Sedat Altan: İnşaAllah. Bu noktada Fermani Hocam sizin Sayın Adnan Oktar’la yıllara dayalı bir dostluğunuz var.
Fermani Altun: Evet.
Sedat Altan: Birlik ve beraberlik konusunda da birçok çalışmaya imza attınız, Sayın Adnan Oktar’ın bu konuda olsun, yaratılış gerçeği, Darwinizm’in geçersizliği konusu olsun, çalışmalarını bir değerlendirebilir misiniz kanalımızda?

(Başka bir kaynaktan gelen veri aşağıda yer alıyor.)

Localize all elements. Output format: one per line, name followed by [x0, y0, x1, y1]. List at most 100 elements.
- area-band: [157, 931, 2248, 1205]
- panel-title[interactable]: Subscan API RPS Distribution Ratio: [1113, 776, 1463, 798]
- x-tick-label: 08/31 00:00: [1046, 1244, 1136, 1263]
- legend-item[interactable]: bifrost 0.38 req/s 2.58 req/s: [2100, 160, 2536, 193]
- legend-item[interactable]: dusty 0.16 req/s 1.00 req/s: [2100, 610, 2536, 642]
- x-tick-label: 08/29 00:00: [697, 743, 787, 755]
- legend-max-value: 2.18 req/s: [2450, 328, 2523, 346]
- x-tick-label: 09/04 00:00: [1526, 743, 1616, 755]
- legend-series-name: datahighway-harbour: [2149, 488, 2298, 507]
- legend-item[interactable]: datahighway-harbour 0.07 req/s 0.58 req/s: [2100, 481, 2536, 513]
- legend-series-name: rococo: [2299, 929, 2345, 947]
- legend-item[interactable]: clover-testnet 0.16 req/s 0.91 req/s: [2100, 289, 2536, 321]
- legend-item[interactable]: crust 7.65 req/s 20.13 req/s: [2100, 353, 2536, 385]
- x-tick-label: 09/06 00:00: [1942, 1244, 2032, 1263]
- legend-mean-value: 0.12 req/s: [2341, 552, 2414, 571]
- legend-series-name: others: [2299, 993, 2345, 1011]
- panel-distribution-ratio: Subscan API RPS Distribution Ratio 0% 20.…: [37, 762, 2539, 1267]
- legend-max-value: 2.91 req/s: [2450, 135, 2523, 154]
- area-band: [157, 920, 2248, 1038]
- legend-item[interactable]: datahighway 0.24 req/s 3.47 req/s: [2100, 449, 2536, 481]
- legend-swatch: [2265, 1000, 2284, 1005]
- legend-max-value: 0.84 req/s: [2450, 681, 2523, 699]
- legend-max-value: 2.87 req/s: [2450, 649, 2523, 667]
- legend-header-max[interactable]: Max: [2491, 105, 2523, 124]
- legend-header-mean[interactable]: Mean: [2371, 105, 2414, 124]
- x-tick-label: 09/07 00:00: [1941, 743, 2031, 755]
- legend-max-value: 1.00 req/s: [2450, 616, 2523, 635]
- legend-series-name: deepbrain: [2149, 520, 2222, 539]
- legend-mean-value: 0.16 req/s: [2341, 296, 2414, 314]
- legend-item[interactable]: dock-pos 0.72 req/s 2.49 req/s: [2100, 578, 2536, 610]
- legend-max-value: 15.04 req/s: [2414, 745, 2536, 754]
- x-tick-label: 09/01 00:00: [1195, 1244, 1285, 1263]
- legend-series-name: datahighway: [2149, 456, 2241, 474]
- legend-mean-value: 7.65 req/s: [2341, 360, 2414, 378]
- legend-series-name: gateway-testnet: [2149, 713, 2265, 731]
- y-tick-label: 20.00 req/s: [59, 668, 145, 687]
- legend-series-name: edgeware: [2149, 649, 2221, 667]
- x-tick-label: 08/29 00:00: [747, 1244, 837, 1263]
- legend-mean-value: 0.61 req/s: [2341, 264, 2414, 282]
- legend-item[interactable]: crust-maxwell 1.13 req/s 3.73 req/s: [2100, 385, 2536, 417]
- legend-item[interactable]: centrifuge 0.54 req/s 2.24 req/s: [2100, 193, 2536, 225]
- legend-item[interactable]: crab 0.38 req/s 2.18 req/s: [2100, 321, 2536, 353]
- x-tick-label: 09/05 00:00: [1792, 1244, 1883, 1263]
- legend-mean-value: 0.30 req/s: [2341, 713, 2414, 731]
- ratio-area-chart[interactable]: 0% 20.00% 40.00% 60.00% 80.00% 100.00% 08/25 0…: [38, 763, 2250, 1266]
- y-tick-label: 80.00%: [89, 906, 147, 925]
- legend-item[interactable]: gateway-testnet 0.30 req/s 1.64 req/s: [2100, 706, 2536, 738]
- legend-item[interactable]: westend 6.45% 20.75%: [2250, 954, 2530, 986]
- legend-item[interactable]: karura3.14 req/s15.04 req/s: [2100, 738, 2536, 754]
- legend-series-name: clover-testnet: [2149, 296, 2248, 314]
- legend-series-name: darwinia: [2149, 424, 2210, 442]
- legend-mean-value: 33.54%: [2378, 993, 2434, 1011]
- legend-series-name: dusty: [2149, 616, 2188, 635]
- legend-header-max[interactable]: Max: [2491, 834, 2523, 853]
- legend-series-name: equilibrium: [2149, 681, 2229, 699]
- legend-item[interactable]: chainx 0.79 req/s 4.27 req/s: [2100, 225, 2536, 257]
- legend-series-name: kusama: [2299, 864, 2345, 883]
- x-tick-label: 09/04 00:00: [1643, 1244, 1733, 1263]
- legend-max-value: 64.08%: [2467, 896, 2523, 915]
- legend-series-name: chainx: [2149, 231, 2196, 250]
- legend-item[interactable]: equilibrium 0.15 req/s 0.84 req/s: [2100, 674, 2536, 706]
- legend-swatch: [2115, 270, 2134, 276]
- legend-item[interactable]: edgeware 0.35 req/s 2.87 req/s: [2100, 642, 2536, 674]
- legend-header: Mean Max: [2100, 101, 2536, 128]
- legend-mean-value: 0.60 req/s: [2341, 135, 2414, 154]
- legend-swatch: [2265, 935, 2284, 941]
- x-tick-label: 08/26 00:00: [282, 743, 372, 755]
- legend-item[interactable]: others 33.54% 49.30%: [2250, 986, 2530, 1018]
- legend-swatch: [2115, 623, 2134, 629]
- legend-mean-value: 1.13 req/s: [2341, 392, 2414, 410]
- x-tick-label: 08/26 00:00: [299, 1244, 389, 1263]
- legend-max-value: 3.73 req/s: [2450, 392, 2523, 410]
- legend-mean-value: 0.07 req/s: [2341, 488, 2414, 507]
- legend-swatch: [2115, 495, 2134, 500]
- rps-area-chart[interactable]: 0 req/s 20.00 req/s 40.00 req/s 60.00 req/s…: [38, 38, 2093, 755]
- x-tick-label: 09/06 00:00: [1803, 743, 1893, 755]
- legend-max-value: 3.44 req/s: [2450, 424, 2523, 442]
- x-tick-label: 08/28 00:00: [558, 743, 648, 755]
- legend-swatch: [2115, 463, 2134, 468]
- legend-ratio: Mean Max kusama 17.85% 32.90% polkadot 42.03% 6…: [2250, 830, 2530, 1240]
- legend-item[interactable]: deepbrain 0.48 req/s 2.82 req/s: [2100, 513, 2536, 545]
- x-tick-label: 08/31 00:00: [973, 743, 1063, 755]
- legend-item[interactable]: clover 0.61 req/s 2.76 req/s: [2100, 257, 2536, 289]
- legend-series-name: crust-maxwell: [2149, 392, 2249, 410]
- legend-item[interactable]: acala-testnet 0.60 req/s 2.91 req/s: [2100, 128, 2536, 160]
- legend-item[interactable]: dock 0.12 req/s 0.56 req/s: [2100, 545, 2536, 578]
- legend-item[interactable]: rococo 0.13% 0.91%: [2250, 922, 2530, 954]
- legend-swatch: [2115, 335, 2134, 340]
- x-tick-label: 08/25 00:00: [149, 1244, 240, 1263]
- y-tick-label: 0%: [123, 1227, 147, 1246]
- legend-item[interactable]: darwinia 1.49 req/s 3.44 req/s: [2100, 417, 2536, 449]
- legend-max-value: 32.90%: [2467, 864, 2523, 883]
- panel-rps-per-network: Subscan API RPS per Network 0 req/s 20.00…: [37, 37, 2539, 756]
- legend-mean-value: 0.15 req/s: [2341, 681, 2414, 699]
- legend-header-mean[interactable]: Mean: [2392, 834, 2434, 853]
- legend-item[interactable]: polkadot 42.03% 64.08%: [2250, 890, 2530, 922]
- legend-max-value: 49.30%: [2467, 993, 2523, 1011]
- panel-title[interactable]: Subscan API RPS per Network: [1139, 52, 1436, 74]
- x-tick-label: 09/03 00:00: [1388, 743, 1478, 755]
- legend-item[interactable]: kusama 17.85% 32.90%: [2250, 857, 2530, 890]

Fermani Altun: Yani, tabii. Şimdi insanların zaman ve imkanını Allah için, insanlık için, hak için yani ilim için ışık tutmaya, pusula görevi görme olan insanların sayısı çok az. Bugün teknolojinin ilmi geliştirdiği bir çağda daha çok az. Onun için (Adnan) Hoca da bu alimlerden bir tanesidir ve Allah eksikliğini vermesin. Biz bugün artık bu kapsamdaki hak için, insanlık için bütün zamanını, imkanını veren insanların sayısı daha çok az. Çünkü nefis, hırs, kibir, günlük tercihler, işte görüyoruz elli yıl önceden daha fazla bugün okur-yazarlık %90’a çıktığı halde adi suçlar yüzde 1500 artmıştır. Neden? Manevi değerler erozyona uğradığı için. Muhabbet azaldığı için, diyalog azaldığı için. İlim, irfan, sevgi, dostluk, dayanışma, yüksek ahlak, bunlar azaldığı için. Bunlar insanı insan yapan değerlerdir. Onun için ben şunu her zaman söylüyorum, din doğru bilinirse berekettir, kurtuluştur, yanlış bilinirse felakettir. İşte yanlış bilenler, yani İslam’da mezhepçilik kabul etmiyoruz, Alevi-Sünni ayrımcılığını kabul etmiyoruz,
Benim bütün dostlarım, 40-50 sene ömür boyu geliyor, hep böyle. Çünkü ehli kamil insanların arasında ihtilaf olmaz. Onların hepsi hak yolundadırlar. Onlar ittifakta yarışır
Sedat Altan: Hocam son olarak kanalımıza ve Sayın Adnan Oktar Hocamız’a vermek istediğiniz bir mesaj varsa...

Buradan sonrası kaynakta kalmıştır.